Piatti della tradizione piemontese con un tocco di creatività, atmosfera familiare


Cosa ci vuoi fare, tra tartufo e derivati del nebbiolo, Alba è bersagliata dal turismo internazionale. I mesi di stanca ci sono, tra gennaio e febbraio e nella lunga estate calda, ma la piccola metropoli si adatta al suo turismo. Può capitare allora che si rifondi l'osteria langarola in una prova di design diaccio e impersonale. In qualche caso però l'esercizio riesce, e allora avete trovato La Libera.

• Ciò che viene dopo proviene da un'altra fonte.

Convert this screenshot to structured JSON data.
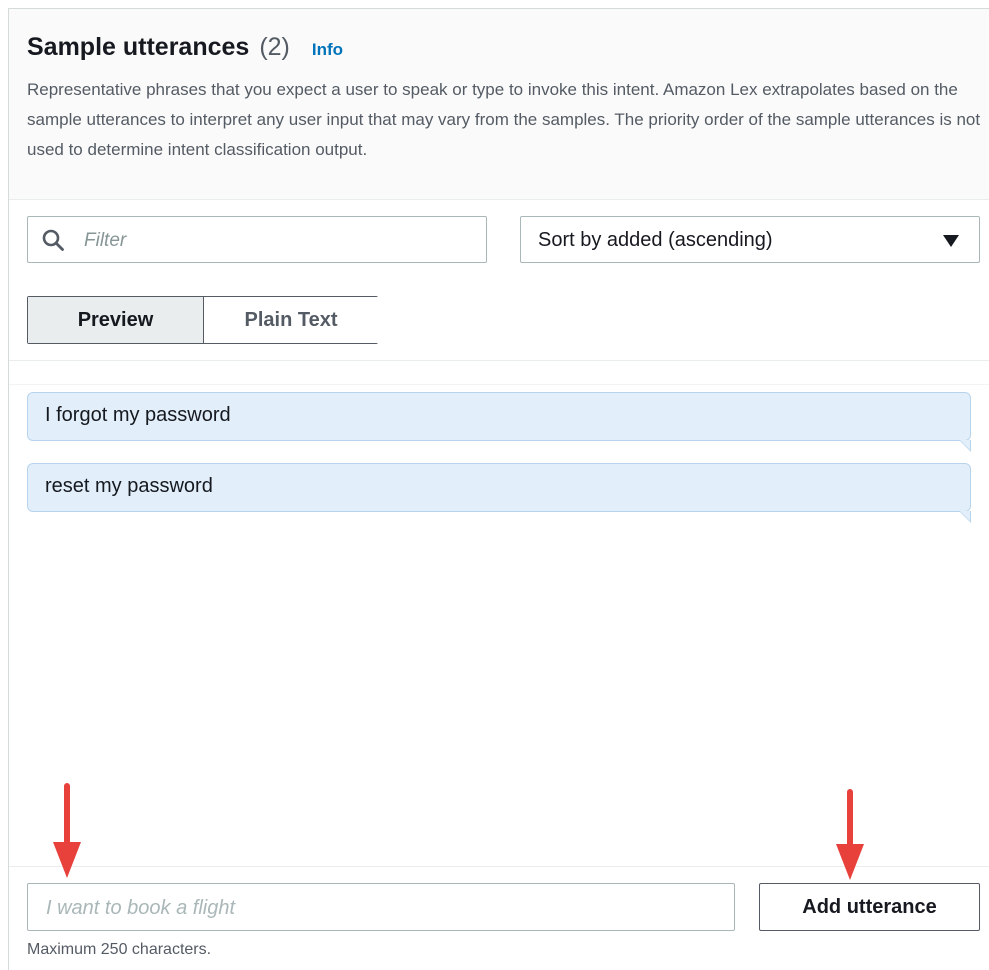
{
  "header": {
    "title": "Sample utterances",
    "count": "(2)",
    "info_link": "Info",
    "description": "Representative phrases that you expect a user to speak or type to invoke this intent. Amazon Lex extrapolates based on the sample utterances to interpret any user input that may vary from the samples. The priority order of the sample utterances is not used to determine intent classification output."
  },
  "filter": {
    "placeholder": "Filter",
    "icon": "search-icon"
  },
  "sort": {
    "selected": "Sort by added (ascending)",
    "icon": "caret-down-icon"
  },
  "view_toggle": {
    "preview_label": "Preview",
    "plain_text_label": "Plain Text",
    "active": "Preview"
  },
  "utterances": [
    "I forgot my password",
    "reset my password"
  ],
  "new_utterance": {
    "placeholder": "I want to book a flight",
    "value": "",
    "add_button_label": "Add utterance",
    "hint": "Maximum 250 characters."
  },
  "colors": {
    "accent_link": "#0073bb",
    "utterance_bubble": "#e2effa",
    "annotation_arrow": "#e8413c"
  }
}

Tavoli, luci, vetri e legni moderni. Nonostante tutto un’osteria, nella carta semplice e  territoriale – pur con qualche cenno culinario fuorisede – e nel cabotaggio delle porzioni.

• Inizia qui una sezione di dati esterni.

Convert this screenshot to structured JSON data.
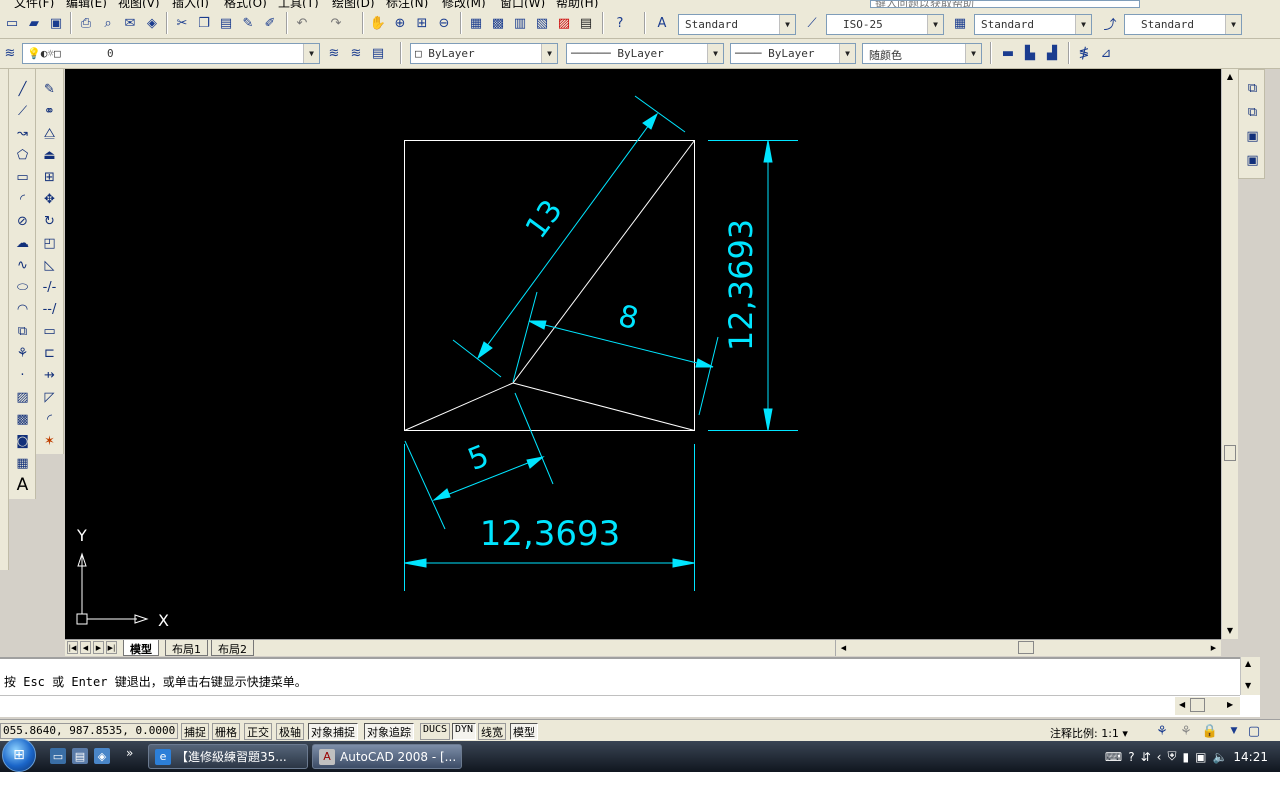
{
  "menu": {
    "items": [
      "文件(F)",
      "编辑(E)",
      "视图(V)",
      "插入(I)",
      "格式(O)",
      "工具(T)",
      "绘图(D)",
      "标注(N)",
      "修改(M)",
      "窗口(W)",
      "帮助(H)"
    ],
    "help_search_placeholder": "键入问题以获取帮助"
  },
  "styles_toolbar": {
    "text_style": "Standard",
    "dim_style": "ISO-25",
    "table_style": "Standard",
    "multileader_style": "Standard"
  },
  "layers_toolbar": {
    "current_layer": "0",
    "color": "ByLayer",
    "linetype": "ByLayer",
    "lineweight": "ByLayer",
    "plot_style": "随颜色"
  },
  "drawing": {
    "dimensions": {
      "hypotenuse": "13",
      "inner": "8",
      "short": "5",
      "vertical": "12,3693",
      "horizontal": "12,3693"
    },
    "ucs": {
      "x_label": "X",
      "y_label": "Y"
    },
    "colors": {
      "geometry": "#ffffff",
      "dimension": "#00e5ff",
      "background": "#000000"
    }
  },
  "layout_tabs": [
    "模型",
    "布局1",
    "布局2"
  ],
  "command": {
    "prompt": "按 Esc 或 Enter 键退出，或单击右键显示快捷菜单。",
    "input": ""
  },
  "status": {
    "coords": "055.8640, 987.8535, 0.0000",
    "toggles": [
      {
        "label": "捕捉",
        "on": false
      },
      {
        "label": "栅格",
        "on": false
      },
      {
        "label": "正交",
        "on": false
      },
      {
        "label": "极轴",
        "on": false
      },
      {
        "label": "对象捕捉",
        "on": true
      },
      {
        "label": "对象追踪",
        "on": true
      },
      {
        "label": "DUCS",
        "on": false
      },
      {
        "label": "DYN",
        "on": true
      },
      {
        "label": "线宽",
        "on": false
      },
      {
        "label": "模型",
        "on": true
      }
    ],
    "annotation_scale_label": "注释比例:",
    "annotation_scale": "1:1"
  },
  "taskbar": {
    "buttons": [
      {
        "label": "【進修級練習題35...",
        "icon": "ie-icon"
      },
      {
        "label": "AutoCAD 2008 - [...",
        "icon": "autocad-icon"
      }
    ],
    "clock": "14:21"
  }
}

Buono il vitello tonnato, buoni insalata russa, battuta di fassona e peperoni ripieni. L'accrocchio degli antipasti tipici, il piatto del turista, è ineccepibile.

Ben fatta la chitarra con carciofi e salsiccia e i paccheri con polpo. Primi piatti dove si segna l'identità da trattoria, con sughi muscolari, cucinati, che piegano l'ingrediente allo scopo primario del ben condire la pasta. Una buona scelta, non se ne abbia a male il polpo.

Maiale croccante (poco croccante) e scamone ai capperi. Il suino, piatto, faticoso da domare fino in fondo. Il bove al gusto di tagliata, con i capperi che accompagnano invece che partecipare al piatto.

Tiramisù personale ma rispettoso. Base biscottata, strato di caffè in gelatina, cupola di crema al mascarpone leggera e soda. Una scomposizione riuscita. Il biscotto non imbibito fa specie, ma è un limite culturale dell'amante della versione classica.

Carta dei vini ricca, varia, rispettosa del luogo ma al servizio dell’appassionato curioso.

Il design modernissimo, la cucina langarola con qualche licenza di espatrio, il servizio solerte e famigliare culminano nel conto sopra la media di categoria, sui 40 per i tre piatti. Una stonatura piccola ma, per le abitudini della zona, sonante.